Pelle di minatori: a chi interessa?
Come si vive a settecento metri di profondità ammassati con altri 32 compagni di sventura in cinquanta metri quadri? Cosa si prova a sentirsi seppelliti vivi in un miniera di oro e di rame che era già stata chiusa in passato, l’ultima volta nel 2007 per un incidente in cui era morto un minatore? Che aria si respira là sotto, che si prova a sentire le voci che vengono dal mondo esterno nei fortuiti contatti audio? Cosa si prova a venir ripresi da una telecamera che manda la tua immagine nel mondo per far sapere che stai bene e non ti manca niente, hai le carte da gioco e altri passatempi, hai la bandiera cilena e le statuette dei tuoi santi protettori che ti sono stati mandati insieme agli integratori, medicinali e ossigeno, come primo pensiero per tirarti su il morale? Che sapore ha il cibo speciale per astronauti fornito gentilmente dalla NASA, dopo essersi nutriti per i primi giorni di tonno e latte razionati, calando rapidamente di peso e perdendo energie? Come si vive la condizione di topi in trappola, che se tutto funziona verranno liberati fra diversi mesi, incidenti di percorso permettendo, come quando nel tentativo di scavare un tunnel una delle trivellatrici si è rotta e si è riusciti ad ottenere solo un forellino che si dovrà allargare fino a 60 centimetri per riportare in superficie i minatori? Se ce la faranno a restare vivi. Se ce la faranno a non impazzire. Se ce la faranno a rimanere uomini senza divorarsi tra loro, senza spaccarsi la testa contro l’oro e contro il rame che non potranno più estrarre.
Brutta vita quella del minatore, una vita d’inferno. E ogni tanto si perde anche questa vita d’inferno, fa parte del mestiere.
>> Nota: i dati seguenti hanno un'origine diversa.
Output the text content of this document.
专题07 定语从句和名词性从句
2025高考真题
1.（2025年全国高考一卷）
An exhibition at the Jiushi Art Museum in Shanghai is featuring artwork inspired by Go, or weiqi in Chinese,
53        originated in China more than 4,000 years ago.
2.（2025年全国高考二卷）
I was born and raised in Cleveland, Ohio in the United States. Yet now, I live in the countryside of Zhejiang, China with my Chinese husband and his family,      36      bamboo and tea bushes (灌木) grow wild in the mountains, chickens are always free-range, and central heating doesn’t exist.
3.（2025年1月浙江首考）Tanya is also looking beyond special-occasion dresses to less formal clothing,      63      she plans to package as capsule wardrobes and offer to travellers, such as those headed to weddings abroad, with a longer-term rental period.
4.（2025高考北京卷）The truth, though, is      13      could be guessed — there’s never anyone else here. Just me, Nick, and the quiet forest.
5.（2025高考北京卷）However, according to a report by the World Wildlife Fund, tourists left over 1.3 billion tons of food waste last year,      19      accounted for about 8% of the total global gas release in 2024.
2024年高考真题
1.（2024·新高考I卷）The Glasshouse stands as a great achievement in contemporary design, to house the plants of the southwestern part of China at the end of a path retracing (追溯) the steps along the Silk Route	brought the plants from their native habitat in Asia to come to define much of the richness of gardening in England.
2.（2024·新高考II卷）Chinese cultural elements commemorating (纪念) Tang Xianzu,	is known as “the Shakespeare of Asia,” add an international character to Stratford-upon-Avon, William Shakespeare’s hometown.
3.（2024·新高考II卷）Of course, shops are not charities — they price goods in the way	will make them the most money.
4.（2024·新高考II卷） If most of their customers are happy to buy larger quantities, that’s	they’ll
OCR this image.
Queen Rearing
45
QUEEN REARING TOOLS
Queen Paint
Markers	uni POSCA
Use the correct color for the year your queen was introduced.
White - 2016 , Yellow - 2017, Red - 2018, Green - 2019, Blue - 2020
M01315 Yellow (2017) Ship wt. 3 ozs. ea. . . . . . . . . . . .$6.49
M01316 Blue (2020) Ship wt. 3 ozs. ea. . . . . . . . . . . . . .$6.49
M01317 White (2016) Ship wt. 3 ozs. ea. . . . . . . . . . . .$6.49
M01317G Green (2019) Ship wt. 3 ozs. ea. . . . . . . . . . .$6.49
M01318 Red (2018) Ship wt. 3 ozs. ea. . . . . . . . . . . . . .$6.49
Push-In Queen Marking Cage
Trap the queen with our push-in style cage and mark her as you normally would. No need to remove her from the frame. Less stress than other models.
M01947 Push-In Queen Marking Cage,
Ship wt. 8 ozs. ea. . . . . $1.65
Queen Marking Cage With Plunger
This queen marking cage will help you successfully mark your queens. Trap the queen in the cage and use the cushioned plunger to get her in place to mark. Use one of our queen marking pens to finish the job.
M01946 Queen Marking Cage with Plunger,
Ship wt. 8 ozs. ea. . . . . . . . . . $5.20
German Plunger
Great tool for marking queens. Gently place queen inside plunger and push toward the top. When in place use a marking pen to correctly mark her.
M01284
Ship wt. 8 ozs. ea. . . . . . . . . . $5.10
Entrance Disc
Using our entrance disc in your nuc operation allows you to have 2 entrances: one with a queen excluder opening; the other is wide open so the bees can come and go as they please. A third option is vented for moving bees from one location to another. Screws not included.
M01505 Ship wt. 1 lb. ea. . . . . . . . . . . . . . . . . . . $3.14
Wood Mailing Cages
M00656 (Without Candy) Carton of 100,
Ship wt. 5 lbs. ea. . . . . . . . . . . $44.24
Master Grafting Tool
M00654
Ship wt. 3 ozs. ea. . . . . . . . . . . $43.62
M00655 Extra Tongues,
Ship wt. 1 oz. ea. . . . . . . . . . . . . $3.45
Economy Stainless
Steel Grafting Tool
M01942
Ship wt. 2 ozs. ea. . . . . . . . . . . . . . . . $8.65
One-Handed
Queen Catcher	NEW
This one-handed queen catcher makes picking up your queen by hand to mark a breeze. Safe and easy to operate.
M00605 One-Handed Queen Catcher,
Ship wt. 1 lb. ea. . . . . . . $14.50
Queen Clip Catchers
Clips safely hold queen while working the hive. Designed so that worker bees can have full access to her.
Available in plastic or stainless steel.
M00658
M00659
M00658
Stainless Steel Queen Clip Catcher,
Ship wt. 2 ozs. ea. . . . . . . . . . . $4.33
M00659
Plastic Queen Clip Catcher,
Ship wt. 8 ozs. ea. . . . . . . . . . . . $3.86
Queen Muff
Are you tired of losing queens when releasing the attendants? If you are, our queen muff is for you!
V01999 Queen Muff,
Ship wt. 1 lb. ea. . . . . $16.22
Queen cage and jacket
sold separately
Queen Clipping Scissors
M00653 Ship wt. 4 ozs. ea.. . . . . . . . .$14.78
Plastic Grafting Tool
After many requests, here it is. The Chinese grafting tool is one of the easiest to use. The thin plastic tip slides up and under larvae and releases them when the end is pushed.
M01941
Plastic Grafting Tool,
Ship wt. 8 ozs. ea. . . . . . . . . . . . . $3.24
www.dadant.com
Se tutto va bene questi uomini che dal fondo della terra hanno rassicurato i loro familiari, che si son fatti vedere fiduciosi e pieni di risorse, fra quattro o cinque mesi rivedranno la luce del sole, respireranno di nuovo lo smog, mangeranno cibi caldi e si faranno una doccia. Se tutto va bene, se la tempra del minatore è fatta per resistere a condizioni umanamente impossibili.
Intanto non se ne parla, o se ne parla poco e di sfuggita. Tanto – dice qualcuno – sono bene assistiti e hanno la pelle dura. Pelle di minatori, di poco conto.